How does your work with cow microbiomes relate to biofuel production?

Let’s take corn as an example of a crop we can use to make biofuels. The corn kernel is just one small part of the plant. The rest of the plant, called stover, is usually either silaged or burned. But there’s a lot of carbon in the stover that’s being wasted. So we want to know if we could take that carbon, break it down into simple sugars and have microbes ferment them into new fuels like ethanol. Cows are highly optimized to do that first part because we domesticated cows. We pushed cows to be as efficient as possible to produce as much milk as possible, and optimized the microbes at the same time.

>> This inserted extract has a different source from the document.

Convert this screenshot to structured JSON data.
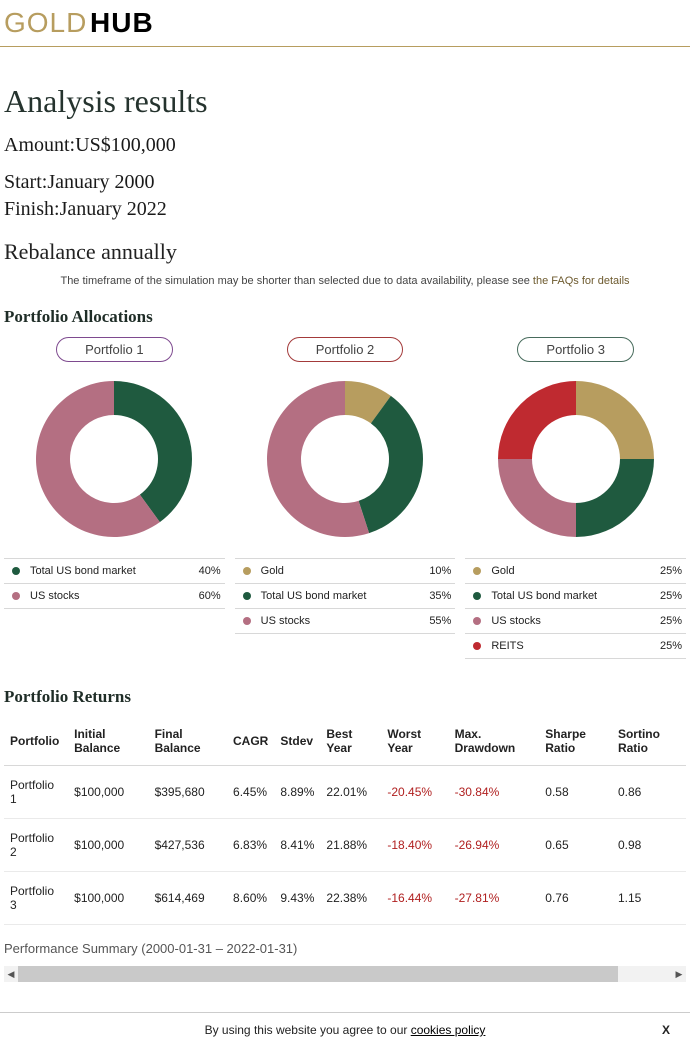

So we’re very interested in taking some of the individual microbes from the cow rumen, bringing them into the lab and seeing what types of products they can produce. One of the microbes we study actually produces ethanol directly from cellulose. We view the rumen as a place where we might be able to identify novel enzymes that could be part of a larger industrial production facility producing next generation biofuels. We’re learning from nature, as I like to call it.

Another animal you study is the panda. Why are you interested in the gut microbiomes of panda bears?

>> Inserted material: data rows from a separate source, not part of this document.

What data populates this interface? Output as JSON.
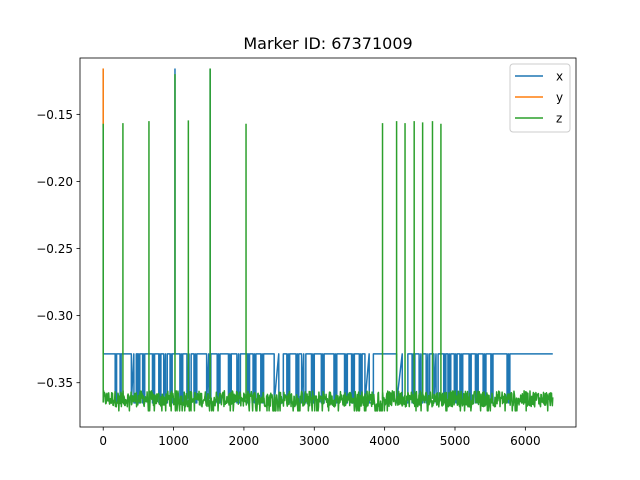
{
  "chart_data": {
    "type": "line",
    "title": "Marker ID: 67371009",
    "xlabel": "",
    "ylabel": "",
    "xlim": [
      -330,
      6720
    ],
    "ylim": [
      -0.383,
      -0.108
    ],
    "x_ticks": [
      0,
      1000,
      2000,
      3000,
      4000,
      5000,
      6000
    ],
    "x_tick_labels": [
      "0",
      "1000",
      "2000",
      "3000",
      "4000",
      "5000",
      "6000"
    ],
    "y_ticks": [
      -0.35,
      -0.3,
      -0.25,
      -0.2,
      -0.15
    ],
    "y_tick_labels": [
      "−0.35",
      "−0.30",
      "−0.25",
      "−0.20",
      "−0.15"
    ],
    "grid": false,
    "legend_position": "top-right",
    "x_range": [
      0,
      6390
    ],
    "series": [
      {
        "name": "x",
        "color": "#1f77b4",
        "baseline": -0.3285,
        "low": -0.365,
        "dips": [
          [
            170,
            190
          ],
          [
            240,
            255
          ],
          [
            400,
            470
          ],
          [
            490,
            520
          ],
          [
            560,
            590
          ],
          [
            700,
            730
          ],
          [
            790,
            820
          ],
          [
            860,
            910
          ],
          [
            950,
            980
          ],
          [
            1090,
            1130
          ],
          [
            1190,
            1250
          ],
          [
            1290,
            1330
          ],
          [
            1470,
            1530
          ],
          [
            1620,
            1660
          ],
          [
            1780,
            1820
          ],
          [
            1900,
            1950
          ],
          [
            2050,
            2080
          ],
          [
            2130,
            2170
          ],
          [
            2240,
            2280
          ],
          [
            2430,
            2560
          ],
          [
            2610,
            2650
          ],
          [
            2740,
            2780
          ],
          [
            2820,
            2880
          ],
          [
            2960,
            3000
          ],
          [
            3100,
            3140
          ],
          [
            3280,
            3320
          ],
          [
            3430,
            3470
          ],
          [
            3530,
            3570
          ],
          [
            3640,
            3680
          ],
          [
            3720,
            3840
          ],
          [
            4170,
            4330
          ],
          [
            4390,
            4430
          ],
          [
            4490,
            4540
          ],
          [
            4590,
            4640
          ],
          [
            4700,
            4760
          ],
          [
            4840,
            4870
          ],
          [
            4900,
            4940
          ],
          [
            4990,
            5030
          ],
          [
            5070,
            5110
          ],
          [
            5200,
            5230
          ],
          [
            5290,
            5330
          ],
          [
            5400,
            5440
          ],
          [
            5510,
            5540
          ],
          [
            5740,
            5780
          ]
        ],
        "spikes": [
          [
            0,
            -0.1158
          ],
          [
            1020,
            -0.1158
          ],
          [
            1520,
            -0.1158
          ]
        ]
      },
      {
        "name": "y",
        "color": "#ff7f0e",
        "spikes": [
          [
            0,
            -0.1158
          ]
        ]
      },
      {
        "name": "z",
        "color": "#2ca02c",
        "band": [
          -0.368,
          -0.356
        ],
        "band_low_excursion": -0.371,
        "spikes": [
          [
            0,
            -0.157
          ],
          [
            280,
            -0.1565
          ],
          [
            650,
            -0.155
          ],
          [
            1020,
            -0.12
          ],
          [
            1210,
            -0.1545
          ],
          [
            1520,
            -0.1158
          ],
          [
            2030,
            -0.157
          ],
          [
            3970,
            -0.1565
          ],
          [
            4170,
            -0.155
          ],
          [
            4290,
            -0.1565
          ],
          [
            4420,
            -0.155
          ],
          [
            4540,
            -0.156
          ],
          [
            4680,
            -0.155
          ],
          [
            4800,
            -0.157
          ]
        ]
      }
    ]
  }
}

In captivity, giant pandas get very painful episodes, called mucoidal episodes, during which they produce abnormal poop known as mucoids. Normally panda poop looks like chewed bamboo. Their system is inefficient at extracting energy from the food that they’re consuming, so bamboo moves very quickly through the gastrointestinal tract. But once or twice a year, they stop eating completely and produce these mucoids, poop that looks like their gut lining—the gooey, mucosal layer of the gastrointestinal tract.

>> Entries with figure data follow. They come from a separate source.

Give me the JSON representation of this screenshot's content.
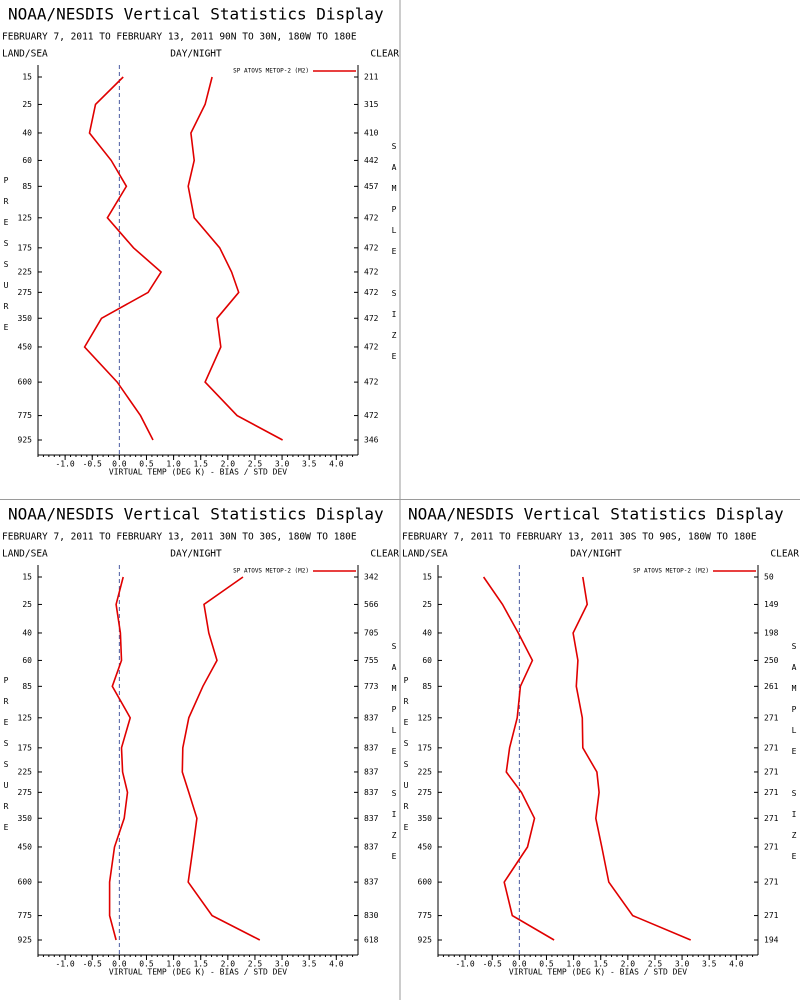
{
  "chart_data": [
    {
      "type": "line",
      "title": "NOAA/NESDIS Vertical Statistics Display",
      "subtitle": "FEBRUARY 7, 2011 TO FEBRUARY 13, 2011 90N TO 30N, 180W TO 180E",
      "left_label": "LAND/SEA",
      "center_label": "DAY/NIGHT",
      "right_label": "CLEAR",
      "y_label": "PRESSURE",
      "y2_label": "SAMPLE SIZE",
      "x_label": "VIRTUAL TEMP (DEG K) - BIAS / STD DEV",
      "categories": [
        15,
        25,
        40,
        60,
        85,
        125,
        175,
        225,
        275,
        350,
        450,
        600,
        775,
        925
      ],
      "sample_sizes": [
        211,
        315,
        410,
        442,
        457,
        472,
        472,
        472,
        472,
        472,
        472,
        472,
        472,
        346
      ],
      "series": [
        {
          "name": "SP ATOVS METOP-2 (M2)",
          "color": "#e00000",
          "bias": [
            0.07,
            -0.44,
            -0.55,
            -0.15,
            0.13,
            -0.22,
            0.26,
            0.77,
            0.53,
            -0.33,
            -0.64,
            -0.04,
            0.39,
            0.62
          ],
          "std_dev": [
            1.71,
            1.58,
            1.32,
            1.38,
            1.27,
            1.38,
            1.85,
            2.07,
            2.2,
            1.8,
            1.87,
            1.58,
            2.17,
            3.01
          ]
        }
      ],
      "xlim": [
        -1.5,
        4.4
      ],
      "xticks": [
        {
          "value": -1,
          "label": "-1.0"
        },
        {
          "value": -0.5,
          "label": "-0.5"
        },
        {
          "value": 0,
          "label": "0.0"
        },
        {
          "value": 0.5,
          "label": "0.5"
        },
        {
          "value": 1,
          "label": "1.0"
        },
        {
          "value": 1.5,
          "label": "1.5"
        },
        {
          "value": 2,
          "label": "2.0"
        },
        {
          "value": 2.5,
          "label": "2.5"
        },
        {
          "value": 3,
          "label": "3.0"
        },
        {
          "value": 3.5,
          "label": "3.5"
        },
        {
          "value": 4,
          "label": "4.0"
        }
      ],
      "zero_line": true
    },
    {
      "type": "line",
      "title": "NOAA/NESDIS Vertical Statistics Display",
      "subtitle": "FEBRUARY 7, 2011 TO FEBRUARY 13, 2011 30N TO 30S, 180W TO 180E",
      "left_label": "LAND/SEA",
      "center_label": "DAY/NIGHT",
      "right_label": "CLEAR",
      "y_label": "PRESSURE",
      "y2_label": "SAMPLE SIZE",
      "x_label": "VIRTUAL TEMP (DEG K) - BIAS / STD DEV",
      "categories": [
        15,
        25,
        40,
        60,
        85,
        125,
        175,
        225,
        275,
        350,
        450,
        600,
        775,
        925
      ],
      "sample_sizes": [
        342,
        566,
        705,
        755,
        773,
        837,
        837,
        837,
        837,
        837,
        837,
        837,
        830,
        618
      ],
      "series": [
        {
          "name": "SP ATOVS METOP-2 (M2)",
          "color": "#e00000",
          "bias": [
            0.07,
            -0.06,
            0.02,
            0.04,
            -0.13,
            0.2,
            0.04,
            0.06,
            0.15,
            0.09,
            -0.09,
            -0.18,
            -0.18,
            -0.06
          ],
          "std_dev": [
            2.28,
            1.56,
            1.65,
            1.8,
            1.54,
            1.28,
            1.17,
            1.16,
            1.28,
            1.43,
            1.36,
            1.27,
            1.71,
            2.59
          ]
        }
      ],
      "xlim": [
        -1.5,
        4.4
      ],
      "xticks": [
        {
          "value": -1,
          "label": "-1.0"
        },
        {
          "value": -0.5,
          "label": "-0.5"
        },
        {
          "value": 0,
          "label": "0.0"
        },
        {
          "value": 0.5,
          "label": "0.5"
        },
        {
          "value": 1,
          "label": "1.0"
        },
        {
          "value": 1.5,
          "label": "1.5"
        },
        {
          "value": 2,
          "label": "2.0"
        },
        {
          "value": 2.5,
          "label": "2.5"
        },
        {
          "value": 3,
          "label": "3.0"
        },
        {
          "value": 3.5,
          "label": "3.5"
        },
        {
          "value": 4,
          "label": "4.0"
        }
      ],
      "zero_line": true
    },
    {
      "type": "line",
      "title": "NOAA/NESDIS Vertical Statistics Display",
      "subtitle": "FEBRUARY 7, 2011 TO FEBRUARY 13, 2011 30S TO 90S, 180W TO 180E",
      "left_label": "LAND/SEA",
      "center_label": "DAY/NIGHT",
      "right_label": "CLEAR",
      "y_label": "PRESSURE",
      "y2_label": "SAMPLE SIZE",
      "x_label": "VIRTUAL TEMP (DEG K) - BIAS / STD DEV",
      "categories": [
        15,
        25,
        40,
        60,
        85,
        125,
        175,
        225,
        275,
        350,
        450,
        600,
        775,
        925
      ],
      "sample_sizes": [
        50,
        149,
        198,
        250,
        261,
        271,
        271,
        271,
        271,
        271,
        271,
        271,
        271,
        194
      ],
      "series": [
        {
          "name": "SP ATOVS METOP-2 (M2)",
          "color": "#e00000",
          "bias": [
            -0.66,
            -0.31,
            -0.02,
            0.24,
            0.02,
            -0.04,
            -0.18,
            -0.24,
            0.04,
            0.28,
            0.15,
            -0.28,
            -0.13,
            0.64
          ],
          "std_dev": [
            1.17,
            1.25,
            0.99,
            1.08,
            1.05,
            1.16,
            1.17,
            1.43,
            1.47,
            1.41,
            1.52,
            1.65,
            2.09,
            3.16
          ]
        }
      ],
      "xlim": [
        -1.5,
        4.4
      ],
      "xticks": [
        {
          "value": -1,
          "label": "-1.0"
        },
        {
          "value": -0.5,
          "label": "-0.5"
        },
        {
          "value": 0,
          "label": "0.0"
        },
        {
          "value": 0.5,
          "label": "0.5"
        },
        {
          "value": 1,
          "label": "1.0"
        },
        {
          "value": 1.5,
          "label": "1.5"
        },
        {
          "value": 2,
          "label": "2.0"
        },
        {
          "value": 2.5,
          "label": "2.5"
        },
        {
          "value": 3,
          "label": "3.0"
        },
        {
          "value": 3.5,
          "label": "3.5"
        },
        {
          "value": 4,
          "label": "4.0"
        }
      ],
      "zero_line": true
    }
  ]
}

But why would pandas shed their gastrointestinal tract lining? To answer that question, we worked with Ashli Brown Johnson, an associate professor at Mississippi State University, to look at the microbiota in the mucoids and compare them to regular poop of two giant pandas at the Memphis Zoo. We found that they’re very different from each other. So we came up with the hypothesis that maybe what’s happening is that pandas are eating these rough pieces of bamboo, which are actually causing physical abrasions to the gastrointestinal tract. The pandas then have an inflammatory response to the abrasions that results in the sloughing off of the internal gastrointestinal tract layer, producing mucoids.

Why is helping these pandas important?

The key thing is that these mucoidal episodes usually coincide with the gestation period of a panda. If the pandas are trying to get pregnant but not eating, how hard will it be to get pregnant? How hard will it be to carry a fetus to term—especially when you should be eating more to support the developing fetus? We don’t know why these episodes coincide with gestation, but anything to help pandas breed is important. Successful breeding of pandas is difficult and a big problem.

Are you studying other animals with interesting gut microbiomes?

We’re working with Hannah Carrey in the School of Veterinary Medicine to study what happens to microbes in ground squirrels during hibernation. When animals prepare to hibernate, they pack on weight, and while hibernating, they drop their internal core body temperature to around the temperature inside your refrigerator. We’d like to know what’s happening in that system. Understanding the activity of the microbiomes before and during hibernation can give us insight into host metabolism and diseases such as diabetes and obesity.

We also recently published a paper on sloths, which are on the complete opposite end of the spectrum from pandas. Pandas are eating all the time and are inefficient at getting energy from their food. Sloths eat much less than what you would predict for their body size. Physiologically it makes sense because they have much fewer energetic needs, but the three-toed sloth poops only once a week. That made me wonder what is going on from a digestive perspective! What we’ve found in sloths is completely different from anything we’ve seen in terms of microbial composition, so we want to figure out what’s so different about them. Animals that eat too much or too little for their body size are very interesting in terms of their gut microbiomes.

Garret Suen using an anaerobic chamber to study ruminal bacteria.